During a nerve conduction study, electrodes placed on your skin deliver small electrical pulses to measure how quickly and strongly signals travel through your nerves. An EMG goes further: a thin needle electrode is inserted into specific muscles to record their electrical activity at rest and during contraction. Together, these tests can pinpoint the location and severity of nerve damage. They’re especially helpful when symptoms involve multiple areas, when there’s a question about whether the problem is in the spine or somewhere else along the nerve’s path, or when surgical planning requires precise localization.
Conditions That Mimic a Slipped Disc
Part of diagnosing a slipped disc is ruling out other things that cause similar symptoms. Spinal stenosis, a gradual narrowing of the spinal canal, can compress the same nerve roots and produce leg pain that worsens with walking. Bone spurs from osteoarthritis can narrow the openings where nerves exit the spine, creating symptoms nearly identical to a disc herniation. Thickened spinal ligaments can do the same. Less common causes include spinal infections and tumors pressing on nerve roots.

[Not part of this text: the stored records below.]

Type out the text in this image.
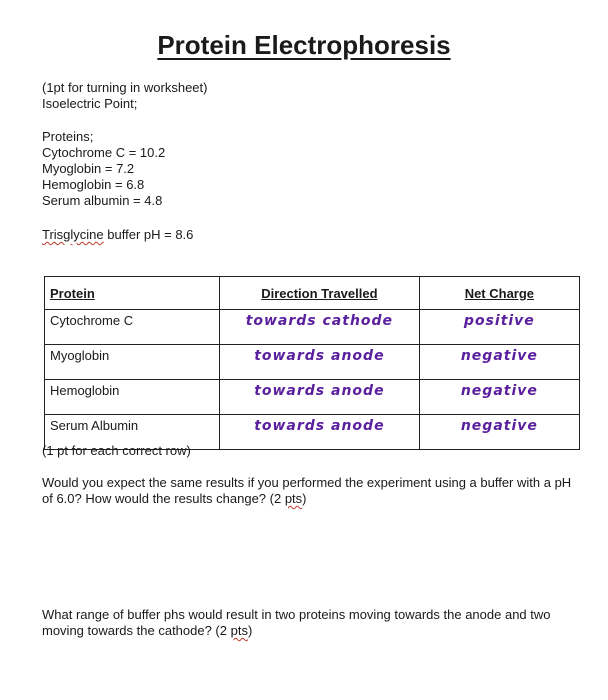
Protein Electrophoresis
(1pt for turning in worksheet)
Isoelectric Point;
Proteins;
Cytochrome C = 10.2
Myoglobin = 7.2
Hemoglobin = 6.8
Serum albumin = 4.8
Trisglycine buffer pH = 8.6
Protein	Direction Travelled	Net Charge
Cytochrome C	towards cathode	positive
Myoglobin	towards anode	negative
Hemoglobin	towards anode	negative
Serum Albumin	towards anode	negative
(1 pt for each correct row)
Would you expect the same results if you performed the experiment using a buffer with a pH of 6.0? How would the results change? (2 pts)
What range of buffer phs would result in two proteins moving towards the anode and two moving towards the cathode? (2 pts)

Piriformis syndrome, where a muscle deep in the buttock irritates the sciatic nerve, is another mimic. It produces sciatica-like pain but originates outside the spine entirely. This is one reason the neurological exam matters so much. A true disc herniation usually produces a specific, predictable pattern of weakness, numbness, and reflex changes tied to a single nerve root. When symptoms don’t fit that pattern, your doctor will look elsewhere.
Red Flags That Require Urgent Evaluation
A small number of disc herniations cause a condition called cauda equina syndrome, where a large disc fragment compresses the bundle of nerves at the base of the spine. This is a surgical emergency. The warning signs include numbness in the groin or inner thighs (saddle anesthesia), loss of bladder control or inability to urinate, loss of bowel control, and weakness in both legs. Of these, saddle anesthesia has the strongest diagnostic value, while bilateral leg pain is the most sensitive early indicator.
If you develop any combination of these symptoms alongside back pain, this is not a situation to wait out. Delayed treatment of cauda equina syndrome can result in permanent nerve damage, including lasting bladder and bowel dysfunction.